Error : 2021-06-17 12:17:21.483 WARN 20848 --- [read-1-producer] o.a.k.c.NetworkClient : [Producer clientId=inputTopic-32100000000000000000015-f0bd5423-e670-43e8-ab0b-84ec5505c2fd-StreamThread-1-producer] Error while fetching metadata with correlation id 182 : {inputTopic=UNKNOWN_TOPIC_OR_PARTITION}

Application.yml

spring:
  cloud:
    stream:
      kafka:
        streams:
          bindings:
            doob-output-topic-out:
              applicationId: doob-output-topic-out
              producer:
                keySerde: org.apache.kafka.common.serialization.Serdes$StringSerde
                valueSerde: tr.com.havelsan.doob.cloud.framework.service.track.base.core.serde.BaseDataSerde
                topic:
                  properties:
                    retention.bytes: 300000000
                    segment.bytes: 300000000
            doob-input-topic-in:
              consumer:
                applicationId: doob-input-topic-in
                keySerde: org.apache.kafka.common.serialization.Serdes$StringSerde
                valueSerde: tr.com.havelsan.doob.cloud.framework.service.track.base.core.serde.BaseDataSerde
                topic:
                  properties:
                    retention.bytes: 300000000
                    segment.bytes: 300000000
      binders:
        outputKafka:
          type: kstream
          environment:
            spring:
              cloud:
                stream:
                  kafka:
                    streams:
                      binder:
                        brokers: ${1kafka.brokers1}
                        autoCreateTopics: true
                        autoAddPartitions: true
                        minPartitionCount: 8
                        configuration:
                          commit.interval.ms: 1000
        inputKafka:
          type: kstream
          environment:
            spring:
              cloud:
                stream:
                  kafka:
                    streams:
                      binder:
                        brokers: ${2kafka.brokers2}
                        autoCreateTopics: true
                        autoAddPartitions: true
                        minPartitionCount: 8
                        configuration:
                          commit.interval.ms: 1000
                          max:
                            request:
                              size: 20000000
      bindings:
        doob-output-topic-out:
          destination: outputTopic
          binder: outputKafka
          producer:
            partition-count: 8
        doob-input-topic-in:
          destination: inputTopic
          binder: inputKafka

manage:
  storeName: trackList15

Source Code :

    @StreamListener(BASE_TOPIC_INPUT)
    @SendTo(BASE_TOPIC_OUTPUT)
    public KStream<String, BaseData> consumeTrackFromSynchronization(KStream<String, BaseData> baseDataStream) {
        return baseDataStream.filter((s, baseData) -> BaseUtil.getTrackType(baseData).equals(BaseTypeEnum.FK)).groupByKey()
                .reduce((baseData, s1) -> s1, Materialized.<String, BaseData, KeyValueStore<Bytes, byte[]>>as(storeName)
                        .withKeySerde(Serdes.String()).
                                withValueSerde(baseDataSerde)).toStream()
                .peek((s, baseData) -> baseServiceHelper.processBase(baseData, BaseTypeEnum.FK));
    }

Solution

  • Within a single Kafka Streams processor, it is not possible to read from a cluster and write to another cluster. However, within a single application (JVM), you can have multiple processors, each of them interacting with a single Kafka cluster.

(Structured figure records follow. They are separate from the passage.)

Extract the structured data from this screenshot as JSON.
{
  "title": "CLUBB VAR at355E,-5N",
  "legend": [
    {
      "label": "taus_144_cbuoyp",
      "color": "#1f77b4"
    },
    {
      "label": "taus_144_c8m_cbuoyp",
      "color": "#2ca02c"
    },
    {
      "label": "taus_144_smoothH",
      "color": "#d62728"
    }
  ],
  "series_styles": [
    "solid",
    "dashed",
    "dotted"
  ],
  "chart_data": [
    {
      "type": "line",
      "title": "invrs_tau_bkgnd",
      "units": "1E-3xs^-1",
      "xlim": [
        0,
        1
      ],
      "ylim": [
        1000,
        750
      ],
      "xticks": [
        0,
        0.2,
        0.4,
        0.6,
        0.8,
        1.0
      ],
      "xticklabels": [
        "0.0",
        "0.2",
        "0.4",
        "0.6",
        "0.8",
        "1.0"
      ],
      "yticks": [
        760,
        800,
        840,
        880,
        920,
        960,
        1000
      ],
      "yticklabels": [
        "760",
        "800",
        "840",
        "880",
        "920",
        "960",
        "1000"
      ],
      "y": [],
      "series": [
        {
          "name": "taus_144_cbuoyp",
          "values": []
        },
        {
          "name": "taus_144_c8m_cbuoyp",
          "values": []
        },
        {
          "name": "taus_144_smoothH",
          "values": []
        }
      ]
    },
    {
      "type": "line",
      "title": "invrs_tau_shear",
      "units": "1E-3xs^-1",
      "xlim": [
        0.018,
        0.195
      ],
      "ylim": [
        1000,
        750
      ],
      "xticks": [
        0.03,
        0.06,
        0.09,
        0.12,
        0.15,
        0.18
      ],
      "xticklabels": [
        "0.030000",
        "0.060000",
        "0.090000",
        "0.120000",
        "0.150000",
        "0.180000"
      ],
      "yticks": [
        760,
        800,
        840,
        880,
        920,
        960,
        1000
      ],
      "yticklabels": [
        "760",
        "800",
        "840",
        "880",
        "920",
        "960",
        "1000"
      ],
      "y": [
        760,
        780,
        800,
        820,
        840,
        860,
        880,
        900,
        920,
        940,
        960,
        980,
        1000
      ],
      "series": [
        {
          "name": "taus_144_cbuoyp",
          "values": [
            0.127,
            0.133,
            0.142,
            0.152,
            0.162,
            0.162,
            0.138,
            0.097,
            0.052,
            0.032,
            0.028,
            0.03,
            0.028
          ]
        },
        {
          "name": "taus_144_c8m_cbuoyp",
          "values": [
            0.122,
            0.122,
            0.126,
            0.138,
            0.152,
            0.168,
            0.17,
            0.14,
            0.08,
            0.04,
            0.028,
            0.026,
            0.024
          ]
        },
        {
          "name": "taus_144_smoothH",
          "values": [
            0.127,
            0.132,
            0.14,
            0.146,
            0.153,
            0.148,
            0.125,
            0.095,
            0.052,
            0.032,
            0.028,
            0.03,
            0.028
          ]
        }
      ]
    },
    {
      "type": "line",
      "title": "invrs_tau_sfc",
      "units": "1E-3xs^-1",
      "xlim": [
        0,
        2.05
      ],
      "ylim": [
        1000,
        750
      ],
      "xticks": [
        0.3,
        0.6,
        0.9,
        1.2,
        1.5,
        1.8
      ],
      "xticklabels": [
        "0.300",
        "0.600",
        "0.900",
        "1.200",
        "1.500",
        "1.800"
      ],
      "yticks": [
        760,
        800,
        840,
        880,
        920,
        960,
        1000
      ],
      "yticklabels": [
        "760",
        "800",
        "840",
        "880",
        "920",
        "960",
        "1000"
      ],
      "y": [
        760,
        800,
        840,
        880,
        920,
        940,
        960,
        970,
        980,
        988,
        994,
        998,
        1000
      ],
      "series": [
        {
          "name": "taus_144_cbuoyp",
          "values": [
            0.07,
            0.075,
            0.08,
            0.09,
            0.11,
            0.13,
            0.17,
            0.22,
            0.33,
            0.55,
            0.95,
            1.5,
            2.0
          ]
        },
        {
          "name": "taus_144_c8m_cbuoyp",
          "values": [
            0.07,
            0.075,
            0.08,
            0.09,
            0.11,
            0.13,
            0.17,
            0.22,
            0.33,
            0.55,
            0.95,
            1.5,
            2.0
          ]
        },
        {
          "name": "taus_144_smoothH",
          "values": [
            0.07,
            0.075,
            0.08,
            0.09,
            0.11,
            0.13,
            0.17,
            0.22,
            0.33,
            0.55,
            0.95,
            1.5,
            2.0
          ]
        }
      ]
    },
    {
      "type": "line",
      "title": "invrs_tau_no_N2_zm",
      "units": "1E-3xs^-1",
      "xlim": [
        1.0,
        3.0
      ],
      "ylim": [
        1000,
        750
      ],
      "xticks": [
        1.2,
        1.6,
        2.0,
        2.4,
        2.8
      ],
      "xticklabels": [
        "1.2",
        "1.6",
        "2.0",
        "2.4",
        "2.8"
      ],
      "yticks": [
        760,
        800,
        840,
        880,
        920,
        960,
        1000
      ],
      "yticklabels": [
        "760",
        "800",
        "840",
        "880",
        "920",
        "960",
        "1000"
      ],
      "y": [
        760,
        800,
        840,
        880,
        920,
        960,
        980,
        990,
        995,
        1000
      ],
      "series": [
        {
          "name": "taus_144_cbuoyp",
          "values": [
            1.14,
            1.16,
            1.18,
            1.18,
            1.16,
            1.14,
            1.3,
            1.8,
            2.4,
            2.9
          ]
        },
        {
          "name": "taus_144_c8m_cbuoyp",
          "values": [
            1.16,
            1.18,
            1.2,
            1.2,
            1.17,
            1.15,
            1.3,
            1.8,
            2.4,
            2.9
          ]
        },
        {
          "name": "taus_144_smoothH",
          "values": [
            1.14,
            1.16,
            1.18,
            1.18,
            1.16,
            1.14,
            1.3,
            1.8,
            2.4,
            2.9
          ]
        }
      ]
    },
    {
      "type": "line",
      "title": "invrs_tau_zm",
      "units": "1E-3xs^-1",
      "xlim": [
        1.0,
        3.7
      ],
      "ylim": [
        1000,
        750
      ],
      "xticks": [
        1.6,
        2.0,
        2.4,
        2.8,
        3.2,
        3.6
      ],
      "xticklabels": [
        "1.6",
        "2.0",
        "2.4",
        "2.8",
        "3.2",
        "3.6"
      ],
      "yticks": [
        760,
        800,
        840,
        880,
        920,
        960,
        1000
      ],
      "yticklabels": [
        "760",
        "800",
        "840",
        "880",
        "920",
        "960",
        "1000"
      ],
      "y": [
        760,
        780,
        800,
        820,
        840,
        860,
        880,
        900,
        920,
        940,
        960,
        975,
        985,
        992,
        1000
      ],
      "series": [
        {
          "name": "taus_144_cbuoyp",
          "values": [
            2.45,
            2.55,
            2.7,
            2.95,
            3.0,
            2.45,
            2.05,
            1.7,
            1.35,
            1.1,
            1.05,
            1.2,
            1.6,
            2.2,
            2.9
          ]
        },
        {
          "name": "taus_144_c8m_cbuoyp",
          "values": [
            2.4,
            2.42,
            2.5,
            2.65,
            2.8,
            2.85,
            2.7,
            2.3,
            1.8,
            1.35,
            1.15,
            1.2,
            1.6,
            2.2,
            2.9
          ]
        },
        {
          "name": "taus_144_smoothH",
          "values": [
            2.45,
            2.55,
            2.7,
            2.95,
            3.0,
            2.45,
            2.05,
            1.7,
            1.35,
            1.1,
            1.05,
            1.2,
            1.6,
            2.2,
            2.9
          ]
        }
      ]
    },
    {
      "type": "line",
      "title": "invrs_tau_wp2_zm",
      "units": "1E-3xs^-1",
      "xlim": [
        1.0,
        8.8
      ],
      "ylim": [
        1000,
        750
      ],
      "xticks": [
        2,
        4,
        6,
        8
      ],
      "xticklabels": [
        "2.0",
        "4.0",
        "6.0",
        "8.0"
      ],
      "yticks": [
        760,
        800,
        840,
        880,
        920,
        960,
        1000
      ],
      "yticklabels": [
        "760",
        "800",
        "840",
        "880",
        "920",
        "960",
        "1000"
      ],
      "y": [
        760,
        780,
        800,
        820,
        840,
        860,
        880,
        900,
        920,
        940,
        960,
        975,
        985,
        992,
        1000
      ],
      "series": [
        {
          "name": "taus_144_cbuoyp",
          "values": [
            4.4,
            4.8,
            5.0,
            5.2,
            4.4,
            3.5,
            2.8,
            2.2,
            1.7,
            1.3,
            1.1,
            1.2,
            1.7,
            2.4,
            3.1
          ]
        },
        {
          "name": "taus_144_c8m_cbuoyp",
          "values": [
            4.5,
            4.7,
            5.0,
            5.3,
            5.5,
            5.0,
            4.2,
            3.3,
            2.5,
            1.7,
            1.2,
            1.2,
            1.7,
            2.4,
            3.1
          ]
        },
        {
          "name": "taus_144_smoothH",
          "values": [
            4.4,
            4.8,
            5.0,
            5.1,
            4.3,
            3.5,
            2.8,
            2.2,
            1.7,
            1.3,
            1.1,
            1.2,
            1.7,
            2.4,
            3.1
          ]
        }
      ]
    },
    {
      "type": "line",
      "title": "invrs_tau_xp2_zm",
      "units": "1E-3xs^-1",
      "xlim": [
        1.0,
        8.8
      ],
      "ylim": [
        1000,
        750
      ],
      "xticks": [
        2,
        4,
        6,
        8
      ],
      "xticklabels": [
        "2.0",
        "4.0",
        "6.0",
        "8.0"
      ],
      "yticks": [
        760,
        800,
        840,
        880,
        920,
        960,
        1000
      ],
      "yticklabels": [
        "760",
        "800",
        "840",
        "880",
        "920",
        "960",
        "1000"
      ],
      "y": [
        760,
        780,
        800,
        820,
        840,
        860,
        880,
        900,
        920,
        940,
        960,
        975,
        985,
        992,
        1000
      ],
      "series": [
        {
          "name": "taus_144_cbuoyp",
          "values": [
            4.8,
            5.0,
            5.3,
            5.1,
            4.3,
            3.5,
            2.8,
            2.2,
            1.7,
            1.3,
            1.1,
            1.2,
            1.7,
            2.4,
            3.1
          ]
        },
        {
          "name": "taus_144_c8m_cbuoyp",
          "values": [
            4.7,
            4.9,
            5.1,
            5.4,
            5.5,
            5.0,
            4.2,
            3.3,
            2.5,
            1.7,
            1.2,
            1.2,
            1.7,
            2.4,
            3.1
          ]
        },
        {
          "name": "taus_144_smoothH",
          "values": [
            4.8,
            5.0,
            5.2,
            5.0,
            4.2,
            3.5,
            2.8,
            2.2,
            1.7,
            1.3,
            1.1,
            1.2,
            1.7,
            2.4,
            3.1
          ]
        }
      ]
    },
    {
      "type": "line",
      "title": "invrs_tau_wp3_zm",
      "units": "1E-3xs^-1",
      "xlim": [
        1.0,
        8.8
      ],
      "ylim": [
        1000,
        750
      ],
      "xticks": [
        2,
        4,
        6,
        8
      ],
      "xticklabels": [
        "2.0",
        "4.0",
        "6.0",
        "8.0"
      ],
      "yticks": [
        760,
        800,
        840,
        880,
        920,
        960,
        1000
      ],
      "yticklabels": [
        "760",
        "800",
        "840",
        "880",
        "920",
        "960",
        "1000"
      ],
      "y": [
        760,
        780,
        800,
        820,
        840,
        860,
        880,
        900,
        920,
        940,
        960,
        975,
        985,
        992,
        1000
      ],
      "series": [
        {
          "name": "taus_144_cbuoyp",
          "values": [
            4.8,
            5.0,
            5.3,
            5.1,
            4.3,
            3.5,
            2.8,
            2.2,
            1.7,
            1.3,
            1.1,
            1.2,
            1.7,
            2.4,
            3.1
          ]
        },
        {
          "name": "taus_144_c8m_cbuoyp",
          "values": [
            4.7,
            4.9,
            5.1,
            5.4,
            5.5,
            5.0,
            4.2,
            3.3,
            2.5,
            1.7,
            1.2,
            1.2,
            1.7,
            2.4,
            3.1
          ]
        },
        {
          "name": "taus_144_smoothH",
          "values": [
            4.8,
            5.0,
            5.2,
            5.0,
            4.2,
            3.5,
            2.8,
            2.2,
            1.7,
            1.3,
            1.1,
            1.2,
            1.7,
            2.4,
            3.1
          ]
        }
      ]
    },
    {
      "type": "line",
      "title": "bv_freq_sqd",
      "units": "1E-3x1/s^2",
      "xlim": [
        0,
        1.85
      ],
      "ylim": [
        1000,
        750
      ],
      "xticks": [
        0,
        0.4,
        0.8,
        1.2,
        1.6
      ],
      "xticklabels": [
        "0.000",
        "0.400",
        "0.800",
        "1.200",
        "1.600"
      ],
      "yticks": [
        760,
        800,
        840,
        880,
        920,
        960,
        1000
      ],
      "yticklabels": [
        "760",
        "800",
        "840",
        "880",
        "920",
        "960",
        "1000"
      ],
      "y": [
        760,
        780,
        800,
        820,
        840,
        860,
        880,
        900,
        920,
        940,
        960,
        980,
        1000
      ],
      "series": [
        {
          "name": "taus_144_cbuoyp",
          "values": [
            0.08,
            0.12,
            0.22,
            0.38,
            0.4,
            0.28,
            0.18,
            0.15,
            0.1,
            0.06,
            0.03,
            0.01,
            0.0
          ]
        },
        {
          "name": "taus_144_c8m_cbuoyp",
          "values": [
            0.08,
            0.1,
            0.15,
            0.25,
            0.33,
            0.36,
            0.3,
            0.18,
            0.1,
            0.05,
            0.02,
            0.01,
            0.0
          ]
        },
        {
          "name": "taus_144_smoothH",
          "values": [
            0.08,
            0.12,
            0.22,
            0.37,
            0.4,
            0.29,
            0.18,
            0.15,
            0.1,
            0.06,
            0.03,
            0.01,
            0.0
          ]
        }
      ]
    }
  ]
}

    See this thread for more details.

    One workaround using Spring Cloud Stream is the following in your case.

    1. Have your Kafka Streams processor consume and produce to the same cluster.
    2. Then, write another simple processor with regular message channel based Kafka binder (not the Kafka Streams binder). In this model, you can apply the multi-binder pattern you have above, i.e. the input is receiving from the topic that you wrote to in the Kafka Streams processor, and then the output is going to the topic in the other cluster. This processor simply becomes a passthrough processor that moves data from cluster 1 to cluster 2.